Shen was born and grew up in Huzhou city in East China's Zhejiang province.

After graduating from an East China university at age 23, Shen-like many graduates then-went to China's remotest areas to pursue poetry and nature.

Shen was drawn to the beauty of Xinjiang.

He was also trying to escape a painful situation at home-conflicts with his father.

A Dictionary has an entry called "Migrant Frog". It is a short fantasy story of a frog from the southern China. The frog feels depressed because he is always wet from being inside a pond, so he hops to the deserts of Xinjiang in the hope that the water on his skin will evaporate.

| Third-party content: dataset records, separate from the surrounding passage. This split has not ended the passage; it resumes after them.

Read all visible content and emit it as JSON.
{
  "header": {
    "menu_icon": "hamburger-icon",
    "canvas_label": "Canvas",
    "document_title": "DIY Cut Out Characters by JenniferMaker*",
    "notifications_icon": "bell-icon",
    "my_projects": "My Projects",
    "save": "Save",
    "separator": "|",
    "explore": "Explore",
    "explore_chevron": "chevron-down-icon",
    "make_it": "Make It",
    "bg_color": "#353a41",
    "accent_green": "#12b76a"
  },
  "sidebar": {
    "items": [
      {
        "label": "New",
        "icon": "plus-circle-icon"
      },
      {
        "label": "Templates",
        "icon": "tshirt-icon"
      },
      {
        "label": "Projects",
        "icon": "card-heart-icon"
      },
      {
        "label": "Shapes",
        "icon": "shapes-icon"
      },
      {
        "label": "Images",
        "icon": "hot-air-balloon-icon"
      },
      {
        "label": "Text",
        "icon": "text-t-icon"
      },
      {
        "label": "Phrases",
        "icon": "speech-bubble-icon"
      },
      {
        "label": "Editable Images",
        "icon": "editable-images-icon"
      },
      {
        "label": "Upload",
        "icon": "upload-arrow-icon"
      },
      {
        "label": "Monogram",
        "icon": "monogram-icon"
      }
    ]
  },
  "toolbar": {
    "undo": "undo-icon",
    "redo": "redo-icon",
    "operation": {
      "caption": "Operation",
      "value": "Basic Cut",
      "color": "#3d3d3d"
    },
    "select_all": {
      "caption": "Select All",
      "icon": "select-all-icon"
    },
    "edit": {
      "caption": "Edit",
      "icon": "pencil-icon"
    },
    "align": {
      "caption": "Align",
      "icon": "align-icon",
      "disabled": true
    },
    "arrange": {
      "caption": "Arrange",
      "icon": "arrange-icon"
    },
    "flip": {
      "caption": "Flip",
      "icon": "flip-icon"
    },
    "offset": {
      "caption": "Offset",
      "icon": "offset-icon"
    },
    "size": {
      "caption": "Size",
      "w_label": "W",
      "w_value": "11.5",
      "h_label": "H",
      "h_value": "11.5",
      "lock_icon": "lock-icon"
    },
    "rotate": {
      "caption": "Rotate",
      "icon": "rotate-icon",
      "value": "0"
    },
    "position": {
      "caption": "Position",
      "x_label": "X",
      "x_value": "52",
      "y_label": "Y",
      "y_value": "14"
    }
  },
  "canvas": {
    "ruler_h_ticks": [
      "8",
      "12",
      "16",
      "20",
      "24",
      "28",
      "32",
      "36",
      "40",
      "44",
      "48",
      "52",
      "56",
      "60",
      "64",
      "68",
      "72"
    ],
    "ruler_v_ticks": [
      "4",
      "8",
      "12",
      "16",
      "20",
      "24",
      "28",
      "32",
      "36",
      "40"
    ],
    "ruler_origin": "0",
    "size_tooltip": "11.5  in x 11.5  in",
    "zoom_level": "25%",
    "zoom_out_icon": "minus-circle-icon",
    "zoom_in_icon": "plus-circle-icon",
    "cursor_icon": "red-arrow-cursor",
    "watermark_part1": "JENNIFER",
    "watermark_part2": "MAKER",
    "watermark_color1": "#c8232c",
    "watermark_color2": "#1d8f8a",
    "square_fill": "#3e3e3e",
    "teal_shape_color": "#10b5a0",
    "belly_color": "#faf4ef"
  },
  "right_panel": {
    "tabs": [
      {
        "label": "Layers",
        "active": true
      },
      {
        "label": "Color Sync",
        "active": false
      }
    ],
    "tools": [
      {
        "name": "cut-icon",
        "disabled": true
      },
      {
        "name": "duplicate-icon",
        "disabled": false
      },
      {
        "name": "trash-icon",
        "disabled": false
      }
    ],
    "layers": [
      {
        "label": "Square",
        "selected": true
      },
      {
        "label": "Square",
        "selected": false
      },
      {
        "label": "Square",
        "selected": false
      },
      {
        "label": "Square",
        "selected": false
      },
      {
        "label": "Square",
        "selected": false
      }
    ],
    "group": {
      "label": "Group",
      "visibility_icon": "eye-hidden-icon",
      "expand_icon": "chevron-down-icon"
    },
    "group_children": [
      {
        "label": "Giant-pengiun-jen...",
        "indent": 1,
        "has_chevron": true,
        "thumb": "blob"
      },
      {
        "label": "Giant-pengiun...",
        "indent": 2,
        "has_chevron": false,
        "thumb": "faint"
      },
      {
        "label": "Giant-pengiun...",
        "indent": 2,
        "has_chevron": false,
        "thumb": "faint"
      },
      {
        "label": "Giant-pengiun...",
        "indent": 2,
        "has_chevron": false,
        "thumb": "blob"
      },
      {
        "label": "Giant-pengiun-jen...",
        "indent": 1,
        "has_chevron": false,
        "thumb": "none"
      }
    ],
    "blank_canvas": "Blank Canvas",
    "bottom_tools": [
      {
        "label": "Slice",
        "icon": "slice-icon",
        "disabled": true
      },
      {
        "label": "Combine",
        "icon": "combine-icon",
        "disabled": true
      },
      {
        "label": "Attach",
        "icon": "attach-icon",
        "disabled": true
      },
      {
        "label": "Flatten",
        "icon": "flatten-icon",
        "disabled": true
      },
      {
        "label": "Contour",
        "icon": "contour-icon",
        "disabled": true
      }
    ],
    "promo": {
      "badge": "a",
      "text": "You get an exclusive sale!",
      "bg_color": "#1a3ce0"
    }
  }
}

"As a southerner, I felt like that frog," Shen says. "But the frog also had to retain the humidity of his skin, or he would die. ... So, I needed to dry myself a little bit. But at the same time, I had to keep myself wet enough. I think my writing injects a little bit of humidity into dry Xinjiang, which is a metaphor in A Dictionary."

Shen says that one of the biggest reasons he stayed in Xinjiang for so long is his body's tolerance of the region's strong foods and sunshine.

"Only if one's body accepts a place can his or her soul gradually accept that place," he says.

He Yanhong, a professor of literature at Shanghai Jiao Tong University, says it was good that Shen went to Xinjiang. The region benefitted from his writing and he gained from its creative inspiration and resources.